Women of Achievement
1989

INITIATIVE
for a woman who seized the
opportunity to use her talents and created her own future:

Carol Coletta

From writing assistant in the Sports Information Office at Memphis State University to president of Coletta Brewer & Company, Inc., Carol Coletta has successfully made a journey through the business world that many envy. Along the way, she used her contacts and position to benefit the community — especially downtown redevelopment, tourism, and the arts.

After experience in entry-level corporate and government positions, Carol went to work in 1975 as marketing director for the Mid-America Mall project. She conceived and produced public events to bring people back downtown, including Octoberfest, the Memphis Heritage Festival and celebrations in Tom Lee Park. At the same time she was co-developer of the Timpani condominiums, downtown’s first residential renovation project, and owned and operated Magazine, the first new boutique downtown.
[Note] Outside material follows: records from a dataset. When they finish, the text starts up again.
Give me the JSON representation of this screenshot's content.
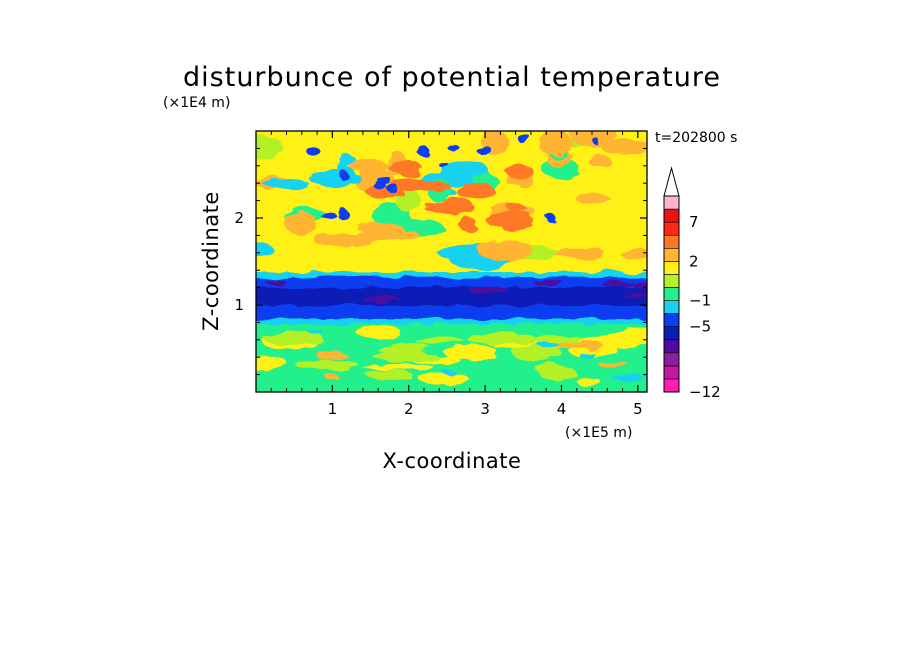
{
  "chart_data": {
    "type": "heatmap",
    "title": "disturbunce of potential temperature",
    "xlabel": "X-coordinate",
    "ylabel": "Z-coordinate",
    "x_scale_label": "(×1E5 m)",
    "y_scale_label": "(×1E4 m)",
    "time_label": "t=202800 s",
    "xlim": [
      0,
      5.12
    ],
    "ylim": [
      0,
      3.0
    ],
    "x_ticks": [
      {
        "value": 1,
        "label": "1"
      },
      {
        "value": 2,
        "label": "2"
      },
      {
        "value": 3,
        "label": "3"
      },
      {
        "value": 4,
        "label": "4"
      },
      {
        "value": 5,
        "label": "5"
      }
    ],
    "y_ticks": [
      {
        "value": 1,
        "label": "1"
      },
      {
        "value": 2,
        "label": "2"
      }
    ],
    "colorbar": {
      "levels": [
        {
          "color": "#ff1eb4"
        },
        {
          "color": "#c814a0"
        },
        {
          "color": "#8c1ea0"
        },
        {
          "color": "#500aa0"
        },
        {
          "color": "#0a1eb4"
        },
        {
          "color": "#0a3cf0"
        },
        {
          "color": "#19d2f0"
        },
        {
          "color": "#23f08c"
        },
        {
          "color": "#b4f028"
        },
        {
          "color": "#fff014"
        },
        {
          "color": "#ffb432"
        },
        {
          "color": "#ff7828"
        },
        {
          "color": "#ff2814"
        },
        {
          "color": "#e61414"
        },
        {
          "color": "#ffb4c8"
        }
      ],
      "tick_labels": [
        {
          "label": "−12",
          "index": 0
        },
        {
          "label": "−5",
          "index": 5
        },
        {
          "label": "−1",
          "index": 7
        },
        {
          "label": "2",
          "index": 10
        },
        {
          "label": "7",
          "index": 13
        }
      ],
      "extend_top": true
    },
    "field_description": "band of strong negative values (≈ −5) between z≈0.8 and z≈1.3; positive disturbances (2 to 7) above z≈1.5; weak mixed values (−1 to 2) below"
  }
}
Starting as a public relations staff person at First Tennessee Bank in 1977, she rose in less than eight years to senior vice president for marketing and public affairs. Carol initiated the bank’s First Bravo Award, which provided $300,000 in grants to local artists; founded the First Tennessee Heritage Collection, a traveling exhibit of Tennessee art, and she organized and coordinated hundreds of citizen participants in the 1980 and 1981 Memphis Jobs Conference programs that won a $20 million capital grant from the State of Tennessee. She also was instrumental in the establishment of the public-private “superfund” which targeted promotion of tourism and the Uniport to boost Memphis’ growth.

Carol is a summa cum laude graduate of Memphis State University, pursuing her degree over a 10-year period while building a career and parenting her young daughter. Her personal civic involvement includes service as president of Memphis Planned Parenthood; chairperson of Mayor William Morris’ Economics of Amenity Task Force, and member of the Tennessee Committee for the Humanities and the Memphis Arts Council board.

All the while, Carol Coletta’s energetic leadership and dedication to both her career and her community built a model of initiative that inspires us all.

Carol, principal of Coletta & Co., is coordinator of The Community Compact, appointed by Mayor W.W. Herenton and Mayor Bill Morris to plan for the 21st Century.